There's a rumor going around that Prince may have donated $34 million in July 2015 to The San Francisco Foundation, one of the largest community foundations in the country that is dedicated to improving racial and economic equity in the Bay Area. Granted, we don't know this for sure, but Tamara Palmer, writing for SF Sounds, made a pretty convincing argument.
First of all, anyone willing and able to donate that large of a sum, definitely had to have a lot of money — which Prince did. We also know that Prince loved the Bay, especially Oakland.
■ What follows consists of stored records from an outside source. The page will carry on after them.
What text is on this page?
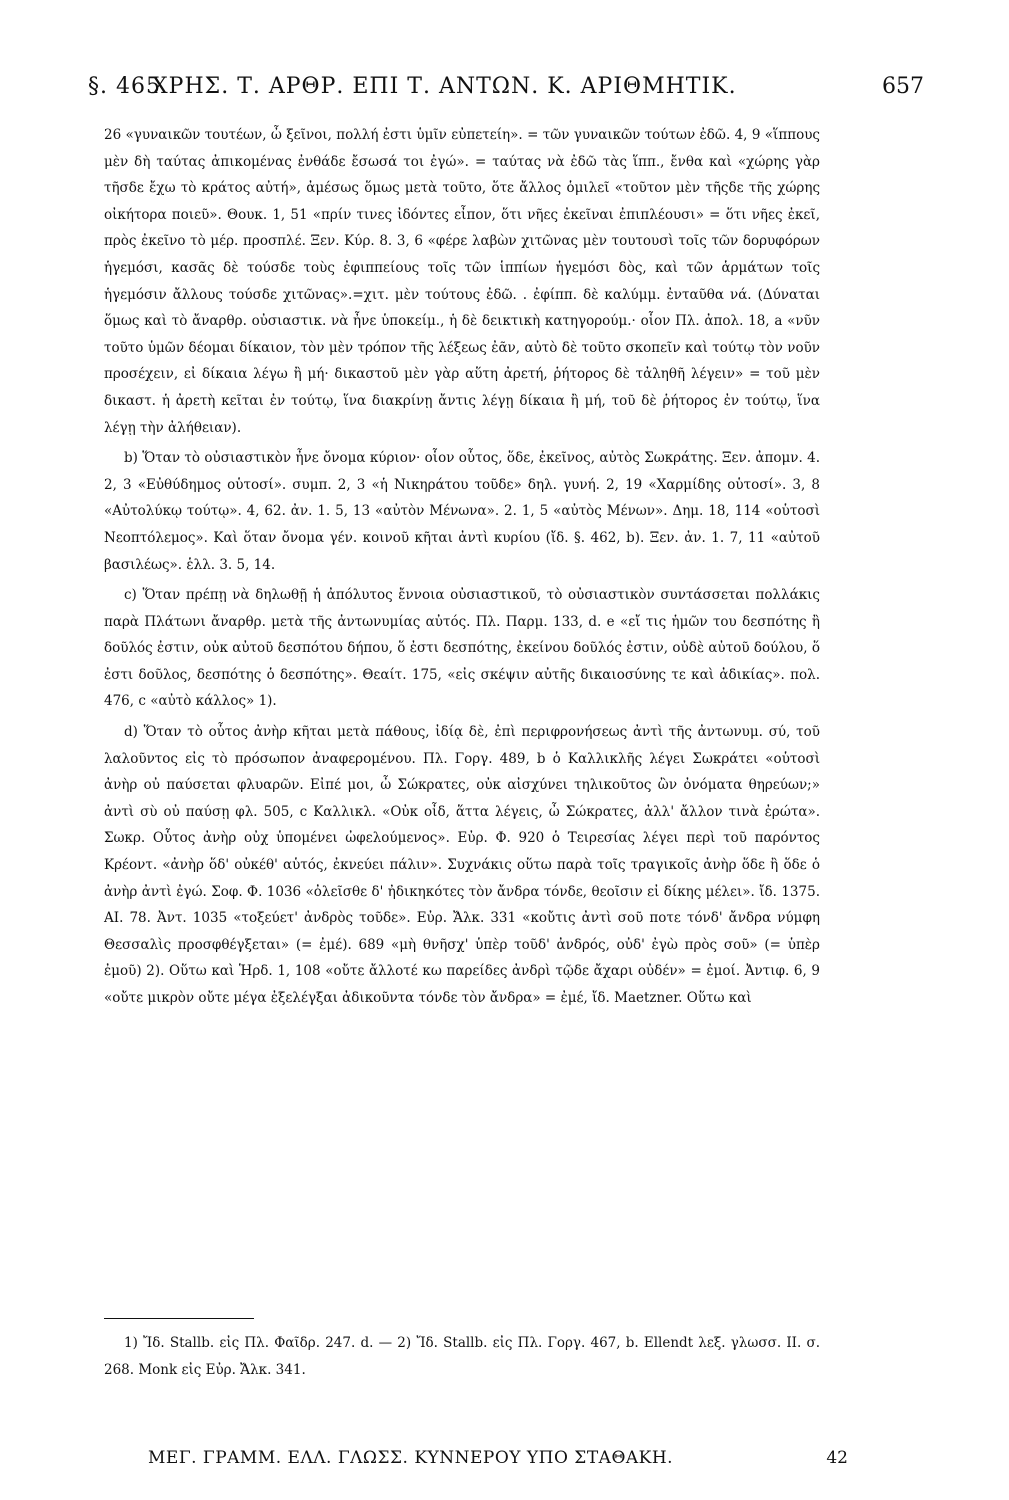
§. 465
ΧΡΗΣ. Τ. ΑΡΘΡ. ΕΠΙ Τ. ΑΝΤΩΝ. Κ. ΑΡΙΘΜΗΤΙΚ.	657

26 «γυναικῶν τουτέων, ὦ ξεῖνοι, πολλή ἐστι ὑμῖν εὐπετείη». = τῶν γυναικῶν τούτων ἐδῶ. 4, 9 «ἵππους μὲν δὴ ταύτας ἀπικομένας ἐνθάδε ἔσωσά τοι ἐγώ». = ταύτας νὰ ἐδῶ τὰς ἵππ., ἔνθα καὶ «χώρης γὰρ τῆσδε ἔχω τὸ κράτος αὐτή», ἀμέσως ὅμως μετὰ τοῦτο, ὅτε ἄλλος ὁμιλεῖ «τοῦτον μὲν τῆςδε τῆς χώρης οἰκήτορα ποιεῦ». Θουκ. 1, 51 «πρίν τινες ἰδόντες εἶπον, ὅτι νῆες ἐκεῖναι ἐπιπλέουσι» = ὅτι νῆες ἐκεῖ, πρὸς ἐκεῖνο τὸ μέρ. προσπλέ. Ξεν. Κύρ. 8. 3, 6 «φέρε λαβὼν χιτῶνας μὲν τουτουσὶ τοῖς τῶν δορυφόρων ἡγεμόσι, κασᾶς δὲ τούσδε τοὺς ἐφιππείους τοῖς τῶν ἱππίων ἡγεμόσι δὸς, καὶ τῶν ἁρμάτων τοῖς ἡγεμόσιν ἄλλους τούσδε χιτῶνας».=χιτ. μὲν τούτους ἐδῶ. . ἐφίππ. δὲ καλύμμ. ἐνταῦθα νά. (Δύναται ὅμως καὶ τὸ ἄναρθρ. οὐσιαστικ. νὰ ἦνε ὑποκείμ., ἡ δὲ δεικτικὴ κατηγορούμ.· οἷον Πλ. ἀπολ. 18, a «νῦν τοῦτο ὑμῶν δέομαι δίκαιον, τὸν μὲν τρόπον τῆς λέξεως ἐᾶν, αὐτὸ δὲ τοῦτο σκοπεῖν καὶ τούτῳ τὸν νοῦν προσέχειν, εἰ δίκαια λέγω ἢ μή· δικαστοῦ μὲν γὰρ αὕτη ἀρετή, ῥήτορος δὲ τἀληθῆ λέγειν» = τοῦ μὲν δικαστ. ἡ ἀρετὴ κεῖται ἐν τούτῳ, ἵνα διακρίνῃ ἄντις λέγῃ δίκαια ἢ μή, τοῦ δὲ ῥήτορος ἐν τούτῳ, ἵνα λέγῃ τὴν ἀλήθειαν).

b) Ὅταν τὸ οὐσιαστικὸν ἦνε ὄνομα κύριον· οἷον οὗτος, ὅδε, ἐκεῖνος, αὐτὸς Σωκράτης. Ξεν. ἀπομν. 4. 2, 3 «Εὐθύδημος οὑτοσί». συμπ. 2, 3 «ἡ Νικηράτου τοῦδε» δηλ. γυνή. 2, 19 «Χαρμίδης οὑτοσί». 3, 8 «Αὐτολύκῳ τούτῳ». 4, 62. ἀν. 1. 5, 13 «αὐτὸν Μένωνα». 2. 1, 5 «αὐτὸς Μένων». Δημ. 18, 114 «οὑτοσὶ Νεοπτόλεμος». Καὶ ὅταν ὄνομα γέν. κοινοῦ κῆται ἀντὶ κυρίου (ἴδ. §. 462, b). Ξεν. ἀν. 1. 7, 11 «αὐτοῦ βασιλέως». ἑλλ. 3. 5, 14.

c) Ὅταν πρέπῃ νὰ δηλωθῇ ἡ ἀπόλυτος ἔννοια οὐσιαστικοῦ, τὸ οὐσιαστικὸν συντάσσεται πολλάκις παρὰ Πλάτωνι ἄναρθρ. μετὰ τῆς ἀντωνυμίας αὐτός. Πλ. Παρμ. 133, d. e «εἴ τις ἡμῶν του δεσπότης ἢ δοῦλός ἐστιν, οὐκ αὐτοῦ δεσπότου δήπου, ὅ ἐστι δεσπότης, ἐκείνου δοῦλός ἐστιν, οὐδὲ αὐτοῦ δούλου, ὅ ἐστι δοῦλος, δεσπότης ὁ δεσπότης». Θεαίτ. 175, «εἰς σκέψιν αὐτῆς δικαιοσύνης τε καὶ ἀδικίας». πολ. 476, c «αὐτὸ κάλλος» 1).

d) Ὅταν τὸ οὗτος ἀνὴρ κῆται μετὰ πάθους, ἰδίᾳ δὲ, ἐπὶ περιφρονήσεως ἀντὶ τῆς ἀντωνυμ. σύ, τοῦ λαλοῦντος εἰς τὸ πρόσωπον ἀναφερομένου. Πλ. Γοργ. 489, b ὁ Καλλικλῆς λέγει Σωκράτει «οὑτοσὶ ἀνὴρ οὐ παύσεται φλυαρῶν. Εἰπέ μοι, ὦ Σώκρατες, οὐκ αἰσχύνει τηλικοῦτος ὢν ὀνόματα θηρεύων;» ἀντὶ σὺ οὐ παύσῃ φλ. 505, c Καλλικλ. «Οὐκ οἶδ, ἅττα λέγεις, ὦ Σώκρατες, ἀλλ' ἄλλον τινὰ ἐρώτα». Σωκρ. Οὗτος ἀνὴρ οὐχ ὑπομένει ὠφελούμενος». Εὐρ. Φ. 920 ὁ Τειρεσίας λέγει περὶ τοῦ παρόντος Κρέοντ. «ἀνὴρ ὅδ' οὐκέθ' αὑτός, ἐκνεύει πάλιν». Συχνάκις οὕτω παρὰ τοῖς τραγικοῖς ἀνὴρ ὅδε ἢ ὅδε ὁ ἀνὴρ ἀντὶ ἐγώ. Σοφ. Φ. 1036 «ὀλεῖσθε δ' ἠδικηκότες τὸν ἄνδρα τόνδε, θεοῖσιν εἰ δίκης μέλει». ἴδ. 1375. ΑΙ. 78. Ἀντ. 1035 «τοξεύετ' ἀνδρὸς τοῦδε». Εὐρ. Ἄλκ. 331 «κοὔτις ἀντὶ σοῦ ποτε τόνδ' ἄνδρα νύμφη Θεσσαλὶς προσφθέγξεται» (= ἐμέ). 689 «μὴ θνῆσχ' ὑπὲρ τοῦδ' ἀνδρός, οὐδ' ἐγὼ πρὸς σοῦ» (= ὑπὲρ ἐμοῦ) 2). Οὕτω καὶ Ἡρδ. 1, 108 «οὔτε ἄλλοτέ κω παρείδες ἀνδρὶ τῷδε ἄχαρι οὐδέν» = ἐμοί. Ἀντιφ. 6, 9 «οὔτε μικρὸν οὔτε μέγα ἐξελέγξαι ἀδικοῦντα τόνδε τὸν ἄνδρα» = ἐμέ, ἴδ. Maetzner. Οὕτω καὶ

1) Ἴδ. Stallb. εἰς Πλ. Φαῖδρ. 247. d. — 2) Ἴδ. Stallb. εἰς Πλ. Γοργ. 467, b. Ellendt λεξ. γλωσσ. II. σ. 268. Monk εἰς Εὐρ. Ἄλκ. 341.

ΜΕΓ. ΓΡΑΜΜ. ΕΛΛ. ΓΛΩΣΣ. ΚΥΝΝΕΡΟΥ ΥΠΟ ΣΤΑΘΑΚΗ.	42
Not only did he play numerous shows here, as well as surprise performances, but some of his favorite people — namely Sheila E. and Steph Curry — are from Oakland, as well.
[jump] Prince's friend, CNN political commentator Van Jones, also made comments on the weekend of his passing hinting that the former pop icon had made charitable donations in some form to the city.
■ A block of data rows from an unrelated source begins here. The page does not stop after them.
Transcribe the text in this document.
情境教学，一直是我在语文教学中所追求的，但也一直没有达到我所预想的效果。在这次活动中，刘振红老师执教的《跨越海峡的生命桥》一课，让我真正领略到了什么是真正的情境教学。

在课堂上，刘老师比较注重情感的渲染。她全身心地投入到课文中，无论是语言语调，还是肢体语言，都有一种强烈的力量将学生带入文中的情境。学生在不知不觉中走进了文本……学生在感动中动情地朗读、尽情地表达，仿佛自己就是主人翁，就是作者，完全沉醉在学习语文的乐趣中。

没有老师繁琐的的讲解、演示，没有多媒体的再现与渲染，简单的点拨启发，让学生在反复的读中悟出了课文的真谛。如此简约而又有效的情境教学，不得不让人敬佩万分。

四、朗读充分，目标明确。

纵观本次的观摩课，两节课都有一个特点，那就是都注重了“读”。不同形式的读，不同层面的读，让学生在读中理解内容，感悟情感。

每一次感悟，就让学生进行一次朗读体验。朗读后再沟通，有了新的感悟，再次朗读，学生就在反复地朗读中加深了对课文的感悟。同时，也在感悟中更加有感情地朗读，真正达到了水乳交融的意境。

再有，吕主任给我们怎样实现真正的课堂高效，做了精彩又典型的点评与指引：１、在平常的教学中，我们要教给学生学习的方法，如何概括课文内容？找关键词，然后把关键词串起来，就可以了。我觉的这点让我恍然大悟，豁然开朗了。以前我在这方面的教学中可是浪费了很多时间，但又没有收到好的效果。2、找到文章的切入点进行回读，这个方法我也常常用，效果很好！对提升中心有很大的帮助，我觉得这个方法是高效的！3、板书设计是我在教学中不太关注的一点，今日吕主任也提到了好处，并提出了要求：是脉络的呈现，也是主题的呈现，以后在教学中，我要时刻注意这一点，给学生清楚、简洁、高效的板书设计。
“He did not want it to be known publicly, but I’m going to say it because the world needs to know that it wasn’t just the music,” he said. “The music was one way he tried to help the world. But he was helping every day of his life. There are people who have solar panels on their houses right now in Oakland, California that they don’t know Prince paid for them.”
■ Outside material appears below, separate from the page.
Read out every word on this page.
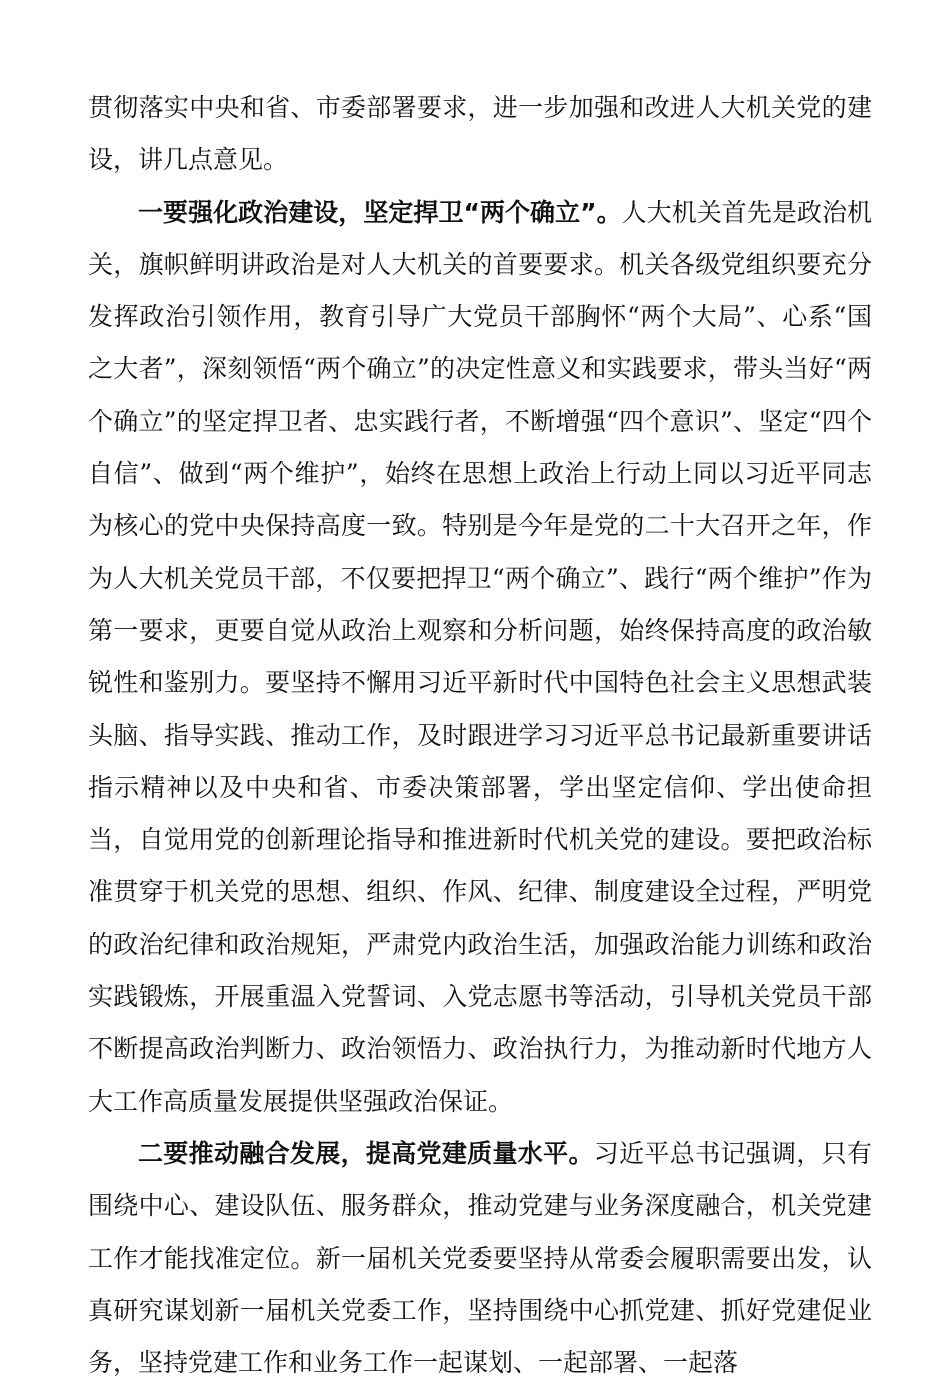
贯彻落实中央和省、市委部署要求，进一步加强和改进人大机关党的建设，讲几点意见。

一要强化政治建设，坚定捍卫“两个确立”。人大机关首先是政治机关，旗帜鲜明讲政治是对人大机关的首要要求。机关各级党组织要充分发挥政治引领作用，教育引导广大党员干部胸怀“两个大局”、心系“国之大者”，深刻领悟“两个确立”的决定性意义和实践要求，带头当好“两个确立”的坚定捍卫者、忠实践行者，不断增强“四个意识”、坚定“四个自信”、做到“两个维护”，始终在思想上政治上行动上同以习近平同志为核心的党中央保持高度一致。特别是今年是党的二十大召开之年，作为人大机关党员干部，不仅要把捍卫“两个确立”、践行“两个维护”作为第一要求，更要自觉从政治上观察和分析问题，始终保持高度的政治敏锐性和鉴别力。要坚持不懈用习近平新时代中国特色社会主义思想武装头脑、指导实践、推动工作，及时跟进学习习近平总书记最新重要讲话指示精神以及中央和省、市委决策部署，学出坚定信仰、学出使命担当，自觉用党的创新理论指导和推进新时代机关党的建设。要把政治标准贯穿于机关党的思想、组织、作风、纪律、制度建设全过程，严明党的政治纪律和政治规矩，严肃党内政治生活，加强政治能力训练和政治实践锻炼，开展重温入党誓词、入党志愿书等活动，引导机关党员干部不断提高政治判断力、政治领悟力、政治执行力，为推动新时代地方人大工作高质量发展提供坚强政治保证。

二要推动融合发展，提高党建质量水平。习近平总书记强调，只有围绕中心、建设队伍、服务群众，推动党建与业务深度融合，机关党建工作才能找准定位。新一届机关党委要坚持从常委会履职需要出发，认真研究谋划新一届机关党委工作，坚持围绕中心抓党建、抓好党建促业务，坚持党建工作和业务工作一起谋划、一起部署、一起落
Though The San Francisco Foundation's press release stated that the anonymous donor is from the East Bay, Prince could have easily used that as a guise to hide his identity. Palmer also did some “obsessive scouring of Setlist.FM” and discovered that the singer was not on tour when the donation was made, making it more likely that he would have taken the time to make the call to the organization.
The San Francisco Foundation was founded in 1948 and gives about $90 million annually in grants to nonprofits across the Bay Area. The $34 million donation, the organization said, will be used to help Oakland create 731 new jobs and 2,502 new affordable housing units. Six million dollars will go specifically to Oakland public schools' early childhood education programs and to supporting African-American student achievement and adding community coordinators.
So is Mr. Nelson to thank for this hefty donation? Who knows? But, you know what? It doesn't hurt to think he did.